Aligning staffing to match patient volumes, increase efficiency

Similar to many hospitals across the country, Valley Hospital, a 451-bed acute care hospital located in Ridgewood, NJ, has experienced declining inpatient volumes and associated revenues as more care is delivered in outpatient settings.

Recognizing these changes in the health care delivery system, hospital leadership sought an objective methodology to analyze their current staffing practices, redesign them to be as efficient as possible and hence, reduce unnecessary costs.

Valley Hospital was looking for data-based insights to help leadership better staff departments to meet patient volumes. At the same time, hospital leaders believed the organization could redesign certain processes to more efficiently deliver the same service and quality levels.

Hospital executives decided to take a bottom-up rather than a top-down approach. Instead of giving nursing, ancillary, support services, and other departments budget targets based on external benchmarks, executives asked unit and department leaders to develop optimal staffing plans based on analyses of:
• Historical data and patterns;
• Current staffing plans and configurations; and
• Existing practices and workflows.

The purpose of the approach was to determine the optimal plans to staff to demand and improve overall efficiency by redesigning processes and workflows to reduce waste.

From the beginning of the initiative, Valley Hospital leaders made it clear that quality of care must not be jeopardized by any staffing changes and wanted to ensure the direct care nursing hours per patient would not change. In addition, the hospital takes pride in its employee-friendly culture and the fact that it has received three consecutive American Nurses Credentialing Center Magnet® designations.

Solution
Valley Hospital partnered with Navigant to achieve its staffing goals by engaging its key leaders, managers, and frontline staff. The organization created design teams by functional area, and combined the following three solution sets to effectively manage labor cost:

Staffing optimization: Valley Hospital had previously relied on nationally available staffing and productivity benchmarks, but leaders were not confident that these benchmarks accurately reflected their staffing needs or patient population. Instead, leaders wanted each area to determine the actual demand, on different days and at various times, and then adjust staffing plans to meet that demand.

By analyzing historical data on patient volumes and visits, procedure logs, lab draw times, and other factors, actual demand could be determined for different departments and units. As part of this analysis, predictive algorithms developed by Navigant sort through the data to identify patterns at different days, times, and seasons.

Using these insights, almost all units at Valley Hospital have reconfigured their staffing plans and FTE targets to reflect the actual day-to-day reality in their hospital. The updated plans enabled reductions in labor budgets, leading to cost savings.

Workflow redesign: The second key strategy that Valley Hospital used was workflow redesign. Staff worked with Navigant consultants to map out workflow steps for key processes and identify which steps might be combined, eliminated or streamlined.

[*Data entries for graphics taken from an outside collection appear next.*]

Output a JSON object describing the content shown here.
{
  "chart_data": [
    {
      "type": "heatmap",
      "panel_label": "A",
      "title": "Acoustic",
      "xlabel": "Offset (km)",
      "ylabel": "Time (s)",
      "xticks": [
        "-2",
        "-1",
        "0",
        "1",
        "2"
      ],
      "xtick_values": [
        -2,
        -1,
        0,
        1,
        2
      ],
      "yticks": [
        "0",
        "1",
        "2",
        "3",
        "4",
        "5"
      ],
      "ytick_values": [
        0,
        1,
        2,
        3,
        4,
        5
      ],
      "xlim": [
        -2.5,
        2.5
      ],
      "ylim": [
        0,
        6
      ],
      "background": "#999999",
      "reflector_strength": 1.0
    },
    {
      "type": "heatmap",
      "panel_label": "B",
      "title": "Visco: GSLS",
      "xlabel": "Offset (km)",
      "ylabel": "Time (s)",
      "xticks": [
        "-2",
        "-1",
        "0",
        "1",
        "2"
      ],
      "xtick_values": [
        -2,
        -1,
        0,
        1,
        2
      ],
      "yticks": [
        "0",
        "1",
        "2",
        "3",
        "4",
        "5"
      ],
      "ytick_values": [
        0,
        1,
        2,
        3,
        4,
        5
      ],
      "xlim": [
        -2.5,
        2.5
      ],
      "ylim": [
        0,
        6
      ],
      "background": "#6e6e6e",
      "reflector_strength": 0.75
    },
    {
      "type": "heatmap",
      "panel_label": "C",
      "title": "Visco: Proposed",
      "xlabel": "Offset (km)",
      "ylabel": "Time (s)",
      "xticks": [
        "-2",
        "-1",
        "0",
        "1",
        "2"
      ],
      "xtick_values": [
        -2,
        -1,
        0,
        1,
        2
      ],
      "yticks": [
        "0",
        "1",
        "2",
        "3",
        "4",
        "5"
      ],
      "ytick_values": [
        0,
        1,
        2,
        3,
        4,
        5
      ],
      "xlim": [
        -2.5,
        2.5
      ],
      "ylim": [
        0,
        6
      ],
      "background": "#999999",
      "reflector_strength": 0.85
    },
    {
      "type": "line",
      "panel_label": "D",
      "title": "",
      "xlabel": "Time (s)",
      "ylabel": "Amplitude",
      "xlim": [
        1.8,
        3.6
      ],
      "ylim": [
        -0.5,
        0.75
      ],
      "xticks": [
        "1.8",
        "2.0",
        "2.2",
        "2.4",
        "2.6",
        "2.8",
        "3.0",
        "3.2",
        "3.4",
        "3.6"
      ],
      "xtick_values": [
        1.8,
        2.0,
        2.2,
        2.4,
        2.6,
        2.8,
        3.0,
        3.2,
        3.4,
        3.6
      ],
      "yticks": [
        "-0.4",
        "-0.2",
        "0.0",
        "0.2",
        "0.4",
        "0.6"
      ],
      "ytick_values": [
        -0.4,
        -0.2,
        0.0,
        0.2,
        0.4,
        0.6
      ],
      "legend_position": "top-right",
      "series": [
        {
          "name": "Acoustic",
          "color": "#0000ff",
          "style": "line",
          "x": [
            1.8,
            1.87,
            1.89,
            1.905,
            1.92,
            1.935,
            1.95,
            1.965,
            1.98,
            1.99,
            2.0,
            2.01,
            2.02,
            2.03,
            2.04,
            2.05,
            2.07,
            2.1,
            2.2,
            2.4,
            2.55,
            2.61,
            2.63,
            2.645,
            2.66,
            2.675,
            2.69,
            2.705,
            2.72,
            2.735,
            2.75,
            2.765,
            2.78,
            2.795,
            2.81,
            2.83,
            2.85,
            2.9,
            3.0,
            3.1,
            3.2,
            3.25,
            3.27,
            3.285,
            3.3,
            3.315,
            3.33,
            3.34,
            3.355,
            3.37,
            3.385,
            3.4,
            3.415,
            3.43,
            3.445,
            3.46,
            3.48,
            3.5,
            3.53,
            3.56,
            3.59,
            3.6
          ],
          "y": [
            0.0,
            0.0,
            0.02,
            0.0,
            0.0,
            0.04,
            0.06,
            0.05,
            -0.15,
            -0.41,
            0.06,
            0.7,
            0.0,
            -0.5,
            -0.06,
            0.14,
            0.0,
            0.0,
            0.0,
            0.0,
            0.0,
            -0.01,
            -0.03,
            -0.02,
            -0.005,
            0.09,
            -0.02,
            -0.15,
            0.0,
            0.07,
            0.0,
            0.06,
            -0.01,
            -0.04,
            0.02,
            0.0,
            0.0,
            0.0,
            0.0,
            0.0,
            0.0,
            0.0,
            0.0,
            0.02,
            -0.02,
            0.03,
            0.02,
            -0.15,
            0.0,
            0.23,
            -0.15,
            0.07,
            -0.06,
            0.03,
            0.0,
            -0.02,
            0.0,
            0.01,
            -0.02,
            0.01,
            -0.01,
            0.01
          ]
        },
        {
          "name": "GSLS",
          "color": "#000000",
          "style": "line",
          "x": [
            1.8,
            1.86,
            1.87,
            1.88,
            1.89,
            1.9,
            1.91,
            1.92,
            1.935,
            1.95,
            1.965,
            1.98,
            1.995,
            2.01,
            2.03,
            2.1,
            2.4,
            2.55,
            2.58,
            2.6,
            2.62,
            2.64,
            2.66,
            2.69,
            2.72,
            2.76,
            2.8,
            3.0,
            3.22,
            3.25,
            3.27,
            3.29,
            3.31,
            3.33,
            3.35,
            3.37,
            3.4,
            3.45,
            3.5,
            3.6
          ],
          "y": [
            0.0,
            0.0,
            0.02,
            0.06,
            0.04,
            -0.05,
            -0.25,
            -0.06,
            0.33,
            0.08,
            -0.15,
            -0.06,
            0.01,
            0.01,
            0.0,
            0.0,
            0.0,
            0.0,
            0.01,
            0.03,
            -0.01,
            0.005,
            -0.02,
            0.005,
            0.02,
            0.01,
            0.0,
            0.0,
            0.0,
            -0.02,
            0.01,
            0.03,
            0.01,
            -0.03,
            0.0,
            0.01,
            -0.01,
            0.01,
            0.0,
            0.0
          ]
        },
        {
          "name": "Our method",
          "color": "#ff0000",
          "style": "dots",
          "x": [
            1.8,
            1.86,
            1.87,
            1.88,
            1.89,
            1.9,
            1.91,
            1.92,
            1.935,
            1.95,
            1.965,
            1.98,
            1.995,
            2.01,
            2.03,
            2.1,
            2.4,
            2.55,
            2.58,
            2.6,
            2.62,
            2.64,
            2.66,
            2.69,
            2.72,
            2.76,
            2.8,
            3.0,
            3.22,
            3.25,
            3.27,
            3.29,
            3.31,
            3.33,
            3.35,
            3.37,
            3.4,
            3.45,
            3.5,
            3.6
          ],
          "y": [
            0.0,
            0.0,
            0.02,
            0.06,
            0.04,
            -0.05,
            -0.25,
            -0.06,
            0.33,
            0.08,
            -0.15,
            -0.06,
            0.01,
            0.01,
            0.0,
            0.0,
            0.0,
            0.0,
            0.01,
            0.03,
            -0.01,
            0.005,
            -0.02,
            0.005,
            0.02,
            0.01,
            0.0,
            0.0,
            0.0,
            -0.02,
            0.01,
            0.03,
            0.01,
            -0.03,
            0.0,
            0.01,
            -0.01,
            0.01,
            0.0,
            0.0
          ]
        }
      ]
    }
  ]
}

Take, for example, how workflow has been optimized in the transport department. To identify why the department was not successfully scheduling and fulfilling transport requests, Navigant experts observed transport staff for a few weeks. They mapped the entire transportation workflow and determined peak days and times for transport requests.

This led to full-blown redesign of the transport workflow to better capture transport requests from various departments, including radiology and the ED, and schedule staff more appropriately to match the number of transporters actually needed. Now the department is successfully fulfilling a higher number of transport requests with two fewer FTEs.

Management tools: Management tools—including daily staffing calculators and automated position control—were created or streamlined to ensure that hospital leaders can more easily plan staffing budgets and track labor metrics, including costs and productivity. Managers and directors are also now equipped with continual analytics on volumes and the optimal staffing plans to match the volumes. Owners for each initiative were identified and implementation documentation worksheets were developed in conjunction with the initiative leads to assign tasks, timelines, and impact.

Impact
Valley Hospital identified about 25 initiatives to improve staffing and workflow, for a projected total decrease of $7 million or 8 percent of the organization’s nursing, ancillary, and support services labor spend. Most of the opportunities were identified in nursing, perioperative care, and support services. The savings included in Valley Hospital’s FY18 budget based on implemented value totaled $5.5 million.

In addition, leaders attained their goal without layoffs. Some positions were eliminated through staff attrition or migration. For instance, after the transport workflows were redesigned, leaders realized they did not need to fill two vacant positions. And, when nursing units reduced their staffing numbers, nurses were moved to a float pool or reassigned to another unit.

Most importantly, because staffing was reconfigured to match actual patient demand, Valley Hospital leaders are confident that quality of care will not be affected.